"Kış aylarının geldiği ve soğukların kendini göstermeye başladığı bu günlerde bir soğuk haber de hükümetten gelmiş, bu haber hem genel seçimlerde AKP’nin popülist ekonomi politikası izlediğinin en büyük kanıtı olmuş hem de AKP’nin halkın refahı gibi bir derdinin olmadığını göstermiştir.
İşsizler, kıt kanaat geçinen sabit gelirliler ve yatırımcıların bu zamlardan etkilenmemesi mümkün müdür. Hükümetin bundan böyle bu tutumunu sıklıkla göstereceği, sıkıştıkça ve yandaşlara giden paylarda azalma oldukça, halkın cebine el atacağı ve bunu kendisine hak gördüğü aşikârdır. Ancak artık bıçak kemiğe dayanmıştır ve bu zulüm bitmelidir.
Hükümet, bir yandan aylık veya yıllık enflasyon rakamlarını sıfıra yakın olarak açıklarken diğer yandan da ÖTV ve zamlarla halkımıza sıfıra yakın bir yaşamı layık görmekte ve popülist politikalarının bedelini bizlere yüklemektedir.
Hükümetin halkın geçimi gibi bir derdi olmadığı, sadece ve sadece yerlerini sağlamlaştırma hesabıyla uğraştığı, bu uğurda ordunun, eğitimin, sağlığın ve hukukun doyumsuz iştahlarına kurban gittiği, yaptıkları son zam ve vergi artışları ile de halkı kurban ettikleri görülmektedir.
Son dört yılın zam toplamı yüzde doksana yakın ama onlar hala halkın mutlu olduğunu, rahat geçinebildiğini söylemeye devam ediyorlar ve kışa girmekte olduğumuz bu günlerde bizlere soğuk terler döktürüyorlar.
Seçim dönemlerinde ‘İstikrar’ vurgusunu çok iyi kullanan ve halkı gerçeklerden uzaklaştırarak onların oylarını alabilmek için her türlü yola başvuran AKP İktidarının bu oyunlara son vermesi, artık halkımızı kandırmaktan vazgeçmesi, gerçeklerle yüzyüze gelmesi ve yapılan hesapların yanlış olduğunu halkımıza açıklaması gerekmektedir.
Hükümetin başı, kendi tabirleriyle çıraklık ve kalfalık döneminden sonra ustalık dönemi için de sizlerden oy istedi.
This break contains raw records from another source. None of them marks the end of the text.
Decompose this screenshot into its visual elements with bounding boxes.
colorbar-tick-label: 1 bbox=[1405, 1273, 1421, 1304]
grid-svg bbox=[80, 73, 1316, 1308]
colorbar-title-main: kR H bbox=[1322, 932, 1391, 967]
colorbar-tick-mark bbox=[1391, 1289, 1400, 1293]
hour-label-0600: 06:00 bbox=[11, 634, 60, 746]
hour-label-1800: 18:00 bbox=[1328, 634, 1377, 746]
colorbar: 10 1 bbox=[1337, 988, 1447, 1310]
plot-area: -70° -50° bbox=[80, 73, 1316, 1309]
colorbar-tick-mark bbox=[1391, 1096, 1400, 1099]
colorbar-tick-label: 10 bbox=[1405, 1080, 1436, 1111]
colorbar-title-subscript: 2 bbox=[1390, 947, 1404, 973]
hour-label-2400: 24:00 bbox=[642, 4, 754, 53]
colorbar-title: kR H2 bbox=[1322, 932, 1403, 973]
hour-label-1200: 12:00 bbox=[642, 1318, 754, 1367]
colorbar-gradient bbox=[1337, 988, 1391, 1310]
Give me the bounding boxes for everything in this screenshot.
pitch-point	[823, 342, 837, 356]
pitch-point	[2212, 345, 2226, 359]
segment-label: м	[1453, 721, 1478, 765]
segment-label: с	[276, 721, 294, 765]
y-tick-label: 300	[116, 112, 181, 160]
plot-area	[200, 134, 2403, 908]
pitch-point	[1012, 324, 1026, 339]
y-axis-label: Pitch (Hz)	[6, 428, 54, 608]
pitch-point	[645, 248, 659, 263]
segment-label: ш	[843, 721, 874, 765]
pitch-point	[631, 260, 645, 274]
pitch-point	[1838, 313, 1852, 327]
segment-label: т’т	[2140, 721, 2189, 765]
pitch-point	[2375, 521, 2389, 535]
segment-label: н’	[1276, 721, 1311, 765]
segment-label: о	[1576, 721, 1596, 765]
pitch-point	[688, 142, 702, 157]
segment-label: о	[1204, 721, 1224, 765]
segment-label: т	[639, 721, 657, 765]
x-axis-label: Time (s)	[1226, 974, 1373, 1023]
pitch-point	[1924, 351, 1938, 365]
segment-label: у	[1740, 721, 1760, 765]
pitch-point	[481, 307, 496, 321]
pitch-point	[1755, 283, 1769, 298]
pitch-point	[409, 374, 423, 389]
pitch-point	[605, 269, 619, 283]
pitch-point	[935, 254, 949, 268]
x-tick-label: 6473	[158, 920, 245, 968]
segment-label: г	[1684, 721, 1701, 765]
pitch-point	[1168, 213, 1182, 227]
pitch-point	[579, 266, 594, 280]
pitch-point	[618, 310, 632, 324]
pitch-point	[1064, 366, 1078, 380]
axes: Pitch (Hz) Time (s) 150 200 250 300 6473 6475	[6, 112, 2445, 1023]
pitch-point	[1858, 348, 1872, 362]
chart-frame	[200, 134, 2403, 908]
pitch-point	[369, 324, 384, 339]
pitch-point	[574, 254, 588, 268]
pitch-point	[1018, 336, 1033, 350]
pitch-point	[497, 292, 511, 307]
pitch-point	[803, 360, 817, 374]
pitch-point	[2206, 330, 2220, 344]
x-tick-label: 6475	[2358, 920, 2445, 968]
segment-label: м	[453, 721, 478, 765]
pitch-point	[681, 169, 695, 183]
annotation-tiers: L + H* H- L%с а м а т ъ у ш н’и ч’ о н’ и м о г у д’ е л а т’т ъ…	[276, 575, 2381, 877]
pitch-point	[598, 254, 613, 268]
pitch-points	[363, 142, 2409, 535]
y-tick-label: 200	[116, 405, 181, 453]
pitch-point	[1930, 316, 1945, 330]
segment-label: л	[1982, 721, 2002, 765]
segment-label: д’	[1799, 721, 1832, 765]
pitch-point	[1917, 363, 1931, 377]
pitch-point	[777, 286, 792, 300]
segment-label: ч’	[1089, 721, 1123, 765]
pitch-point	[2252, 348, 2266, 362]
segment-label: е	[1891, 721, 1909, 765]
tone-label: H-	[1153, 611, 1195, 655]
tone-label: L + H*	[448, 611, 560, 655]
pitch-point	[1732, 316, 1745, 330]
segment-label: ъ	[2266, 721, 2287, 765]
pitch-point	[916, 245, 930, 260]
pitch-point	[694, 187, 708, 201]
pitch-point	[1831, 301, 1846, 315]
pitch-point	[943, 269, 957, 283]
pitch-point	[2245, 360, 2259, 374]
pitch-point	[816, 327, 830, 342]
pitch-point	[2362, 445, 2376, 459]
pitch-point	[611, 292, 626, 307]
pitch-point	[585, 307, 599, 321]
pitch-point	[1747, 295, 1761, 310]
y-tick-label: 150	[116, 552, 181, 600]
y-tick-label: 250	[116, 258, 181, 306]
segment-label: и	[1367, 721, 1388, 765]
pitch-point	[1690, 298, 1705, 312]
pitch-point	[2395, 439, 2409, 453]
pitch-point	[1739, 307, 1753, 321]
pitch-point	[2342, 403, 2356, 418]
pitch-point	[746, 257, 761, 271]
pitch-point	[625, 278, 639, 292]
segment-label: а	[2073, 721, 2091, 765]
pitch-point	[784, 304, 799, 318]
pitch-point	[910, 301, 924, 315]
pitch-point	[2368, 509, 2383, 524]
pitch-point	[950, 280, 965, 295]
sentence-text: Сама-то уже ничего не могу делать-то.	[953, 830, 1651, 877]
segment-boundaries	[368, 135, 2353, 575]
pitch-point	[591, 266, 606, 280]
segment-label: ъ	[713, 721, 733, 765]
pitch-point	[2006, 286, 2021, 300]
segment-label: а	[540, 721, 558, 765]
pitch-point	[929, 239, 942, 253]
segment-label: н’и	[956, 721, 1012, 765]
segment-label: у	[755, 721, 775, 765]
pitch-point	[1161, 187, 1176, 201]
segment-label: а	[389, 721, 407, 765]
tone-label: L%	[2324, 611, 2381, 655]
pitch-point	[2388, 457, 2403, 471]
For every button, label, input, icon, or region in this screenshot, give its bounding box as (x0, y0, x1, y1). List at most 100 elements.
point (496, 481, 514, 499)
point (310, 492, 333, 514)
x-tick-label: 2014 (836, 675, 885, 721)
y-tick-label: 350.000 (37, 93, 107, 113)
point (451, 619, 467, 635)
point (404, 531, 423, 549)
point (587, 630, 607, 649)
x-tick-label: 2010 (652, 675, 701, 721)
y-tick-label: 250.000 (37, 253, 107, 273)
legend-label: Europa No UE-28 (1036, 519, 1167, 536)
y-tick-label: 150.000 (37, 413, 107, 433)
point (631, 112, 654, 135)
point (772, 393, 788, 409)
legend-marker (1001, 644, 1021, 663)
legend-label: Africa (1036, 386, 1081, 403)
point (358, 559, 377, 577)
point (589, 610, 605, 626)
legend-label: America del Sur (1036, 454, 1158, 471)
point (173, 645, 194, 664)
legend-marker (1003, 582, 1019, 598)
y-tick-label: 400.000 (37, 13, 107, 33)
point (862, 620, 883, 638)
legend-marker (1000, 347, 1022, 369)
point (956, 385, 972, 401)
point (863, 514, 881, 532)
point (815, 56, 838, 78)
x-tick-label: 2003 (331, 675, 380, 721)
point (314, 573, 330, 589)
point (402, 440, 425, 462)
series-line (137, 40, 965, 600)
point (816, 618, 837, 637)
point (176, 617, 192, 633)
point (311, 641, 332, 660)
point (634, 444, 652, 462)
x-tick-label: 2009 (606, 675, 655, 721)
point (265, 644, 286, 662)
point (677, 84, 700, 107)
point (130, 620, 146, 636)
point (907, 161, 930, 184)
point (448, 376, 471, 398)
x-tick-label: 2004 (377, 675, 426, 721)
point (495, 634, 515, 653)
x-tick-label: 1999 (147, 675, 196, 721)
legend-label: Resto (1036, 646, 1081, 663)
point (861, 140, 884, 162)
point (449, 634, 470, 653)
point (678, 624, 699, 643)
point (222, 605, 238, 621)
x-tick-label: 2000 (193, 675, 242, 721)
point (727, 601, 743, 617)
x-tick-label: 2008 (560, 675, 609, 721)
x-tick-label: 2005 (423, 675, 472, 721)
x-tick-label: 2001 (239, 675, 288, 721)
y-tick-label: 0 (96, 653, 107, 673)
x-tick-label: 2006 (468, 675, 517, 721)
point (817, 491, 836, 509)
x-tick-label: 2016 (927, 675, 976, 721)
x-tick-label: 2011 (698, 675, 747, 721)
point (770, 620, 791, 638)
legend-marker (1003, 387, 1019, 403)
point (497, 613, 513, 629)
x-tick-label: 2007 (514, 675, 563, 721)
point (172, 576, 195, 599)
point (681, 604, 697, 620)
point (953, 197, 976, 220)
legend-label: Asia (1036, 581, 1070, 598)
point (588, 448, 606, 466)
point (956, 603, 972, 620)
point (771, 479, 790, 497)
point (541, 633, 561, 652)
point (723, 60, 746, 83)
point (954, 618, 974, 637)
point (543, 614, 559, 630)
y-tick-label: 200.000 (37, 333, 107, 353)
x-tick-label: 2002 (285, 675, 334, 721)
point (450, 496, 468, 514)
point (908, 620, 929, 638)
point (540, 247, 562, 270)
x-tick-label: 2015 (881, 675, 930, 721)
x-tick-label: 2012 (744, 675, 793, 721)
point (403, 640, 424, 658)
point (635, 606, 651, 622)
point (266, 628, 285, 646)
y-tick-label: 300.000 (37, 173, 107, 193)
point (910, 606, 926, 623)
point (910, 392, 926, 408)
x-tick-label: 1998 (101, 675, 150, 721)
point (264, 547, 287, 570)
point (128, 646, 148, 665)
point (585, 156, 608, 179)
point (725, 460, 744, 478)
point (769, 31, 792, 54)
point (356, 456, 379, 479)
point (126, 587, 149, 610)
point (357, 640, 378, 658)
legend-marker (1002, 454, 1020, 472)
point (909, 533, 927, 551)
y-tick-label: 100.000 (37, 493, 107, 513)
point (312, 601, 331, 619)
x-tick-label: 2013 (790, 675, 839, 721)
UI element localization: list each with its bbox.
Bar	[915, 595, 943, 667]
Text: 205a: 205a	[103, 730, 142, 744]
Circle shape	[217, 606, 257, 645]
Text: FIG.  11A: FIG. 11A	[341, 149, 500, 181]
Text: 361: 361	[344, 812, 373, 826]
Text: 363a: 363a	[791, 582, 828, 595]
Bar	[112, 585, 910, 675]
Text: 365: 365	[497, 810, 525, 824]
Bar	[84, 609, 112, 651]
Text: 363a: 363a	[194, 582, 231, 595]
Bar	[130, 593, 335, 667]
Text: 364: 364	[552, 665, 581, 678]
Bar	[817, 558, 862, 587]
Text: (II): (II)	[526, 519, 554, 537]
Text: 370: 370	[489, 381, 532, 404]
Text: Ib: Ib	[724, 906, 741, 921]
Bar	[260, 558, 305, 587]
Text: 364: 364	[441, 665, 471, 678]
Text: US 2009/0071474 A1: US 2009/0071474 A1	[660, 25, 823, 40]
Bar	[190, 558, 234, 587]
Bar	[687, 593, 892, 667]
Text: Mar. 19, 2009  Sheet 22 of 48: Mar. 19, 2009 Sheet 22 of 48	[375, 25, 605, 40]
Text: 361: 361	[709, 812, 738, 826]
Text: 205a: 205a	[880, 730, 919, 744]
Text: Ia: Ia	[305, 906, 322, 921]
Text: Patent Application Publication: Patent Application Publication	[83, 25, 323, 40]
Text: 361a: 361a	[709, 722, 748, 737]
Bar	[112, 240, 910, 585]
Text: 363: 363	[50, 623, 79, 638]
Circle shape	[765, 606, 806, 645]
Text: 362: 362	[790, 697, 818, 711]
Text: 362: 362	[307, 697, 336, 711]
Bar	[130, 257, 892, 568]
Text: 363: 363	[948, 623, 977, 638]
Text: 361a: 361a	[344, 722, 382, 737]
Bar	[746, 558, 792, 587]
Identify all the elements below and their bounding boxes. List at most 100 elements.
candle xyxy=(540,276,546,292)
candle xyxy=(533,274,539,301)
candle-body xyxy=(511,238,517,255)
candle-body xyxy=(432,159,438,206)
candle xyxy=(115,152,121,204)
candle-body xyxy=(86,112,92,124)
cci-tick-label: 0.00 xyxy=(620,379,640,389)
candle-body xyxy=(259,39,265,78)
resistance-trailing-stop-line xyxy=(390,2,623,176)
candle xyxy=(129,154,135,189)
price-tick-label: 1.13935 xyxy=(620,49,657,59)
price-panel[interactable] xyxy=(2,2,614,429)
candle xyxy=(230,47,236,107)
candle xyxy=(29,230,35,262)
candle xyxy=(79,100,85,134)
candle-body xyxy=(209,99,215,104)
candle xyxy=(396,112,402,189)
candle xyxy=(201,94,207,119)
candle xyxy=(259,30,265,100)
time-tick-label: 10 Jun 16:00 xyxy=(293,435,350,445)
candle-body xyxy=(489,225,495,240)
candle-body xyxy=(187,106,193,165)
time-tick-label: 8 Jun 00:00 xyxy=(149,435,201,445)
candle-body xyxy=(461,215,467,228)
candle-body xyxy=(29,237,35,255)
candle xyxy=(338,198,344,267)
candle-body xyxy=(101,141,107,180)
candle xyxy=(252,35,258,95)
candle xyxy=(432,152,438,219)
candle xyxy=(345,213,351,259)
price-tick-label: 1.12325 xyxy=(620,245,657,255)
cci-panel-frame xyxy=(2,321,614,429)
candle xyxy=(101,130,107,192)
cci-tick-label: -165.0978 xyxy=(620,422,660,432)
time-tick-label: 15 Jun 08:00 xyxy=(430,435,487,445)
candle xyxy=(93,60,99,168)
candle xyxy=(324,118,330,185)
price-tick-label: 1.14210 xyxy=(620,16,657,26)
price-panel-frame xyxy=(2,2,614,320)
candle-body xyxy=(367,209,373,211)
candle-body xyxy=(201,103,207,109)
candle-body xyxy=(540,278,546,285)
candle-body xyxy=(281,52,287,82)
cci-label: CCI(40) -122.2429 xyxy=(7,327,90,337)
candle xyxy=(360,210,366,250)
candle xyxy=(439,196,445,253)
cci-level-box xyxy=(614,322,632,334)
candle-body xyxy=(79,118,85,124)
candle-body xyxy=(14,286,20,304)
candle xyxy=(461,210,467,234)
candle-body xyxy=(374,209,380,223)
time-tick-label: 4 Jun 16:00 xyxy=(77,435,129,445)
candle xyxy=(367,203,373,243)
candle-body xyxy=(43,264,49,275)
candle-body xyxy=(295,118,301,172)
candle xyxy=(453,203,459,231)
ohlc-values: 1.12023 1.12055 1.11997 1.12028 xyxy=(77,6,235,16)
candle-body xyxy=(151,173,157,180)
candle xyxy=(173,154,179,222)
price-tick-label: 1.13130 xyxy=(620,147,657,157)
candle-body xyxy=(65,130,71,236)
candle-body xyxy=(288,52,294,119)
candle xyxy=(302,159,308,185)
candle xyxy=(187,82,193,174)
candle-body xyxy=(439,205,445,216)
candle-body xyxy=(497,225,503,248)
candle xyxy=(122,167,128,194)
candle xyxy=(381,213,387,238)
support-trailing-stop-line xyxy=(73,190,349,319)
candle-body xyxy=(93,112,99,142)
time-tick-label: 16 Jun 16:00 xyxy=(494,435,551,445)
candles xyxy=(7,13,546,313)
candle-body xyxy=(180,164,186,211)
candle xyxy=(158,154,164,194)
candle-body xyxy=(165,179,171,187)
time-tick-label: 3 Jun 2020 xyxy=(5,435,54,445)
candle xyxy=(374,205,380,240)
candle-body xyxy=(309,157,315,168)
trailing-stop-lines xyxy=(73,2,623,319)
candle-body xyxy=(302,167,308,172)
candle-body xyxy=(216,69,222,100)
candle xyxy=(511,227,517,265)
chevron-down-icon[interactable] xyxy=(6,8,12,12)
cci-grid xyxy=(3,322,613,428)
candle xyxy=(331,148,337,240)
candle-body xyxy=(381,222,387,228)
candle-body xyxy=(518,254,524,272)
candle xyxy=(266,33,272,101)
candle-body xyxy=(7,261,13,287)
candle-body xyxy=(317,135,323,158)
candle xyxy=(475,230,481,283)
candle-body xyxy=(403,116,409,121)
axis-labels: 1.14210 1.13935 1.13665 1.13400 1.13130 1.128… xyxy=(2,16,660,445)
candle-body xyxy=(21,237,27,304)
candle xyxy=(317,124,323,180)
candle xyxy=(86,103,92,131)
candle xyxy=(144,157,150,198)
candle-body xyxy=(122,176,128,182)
Bunu ‘aman istikrar bozulmasın’ dümeniyle halkımıza yutturdu. Ama anlaşıldı ki başbakan her şeye bir kılıf, istismarlarını da şirin gösterecek isim bulmakta usta, bu zam yağmurunun adını da böyle bir ustalıkla buldular ve bunu bizzat Maliye Bakanı’na açıklattılar. Meğerse bu zam değil, ‘güncelleme’ imiş, belki de zam kısmı daha sonra gelecektir.
Sevgili Basın Mensupları ve Antalyalı Hemşerilerim;
Sizlere sevgi, umut, refah dolu günleri müjdeleyen bir basın açıklaması yapabilmeyi çok isterdim. Ama çıraklığından beri ülkemizin kaynaklarını tüketen bu iktidarın ustalığının da nasıl geçeceği şimdiden belli olmuştur. Bu hükümet ile mutlu bir haber verebilme imkânı yoktur, daha da acı reçetelerin kapımızda olduğu anlaşılmıştır.
İktidarın Başbakan Yardımcısı Bülent Arınç ‘Çok şükür, paramız çok’ diye söylerken her halde bu zam ve vergi artışlarından haberi vardı ve bunları da kasalarında görerek bu hesabı yaptı ki, böyle bir cümle kurdu. Biz de kandırıldığımızı ve istismar edildiğimizi anladık.
Hükümetten talebimiz, enflasyon hesabını yaparken kullanılan kriterlerin içine bu defalık ‘elektrik, doğalgaz, cep telefonu, otomobil, içki ve sigarayı’ koyması ve enflasyon hesabını ona göre yapmasıdır, yapsınlar ki halkımız gerçek rakamlarla tanışsın.
Söyleyin lütfen, kışa ve Kurban bayramına, bu zamlarla girmekten daha talihsiz birşey olabilir mi?
Daha mutlu ve huzur dolu dolu günlerde sizlere seslenebilmek umuduyla sevgi ve saygılarımı sunarım."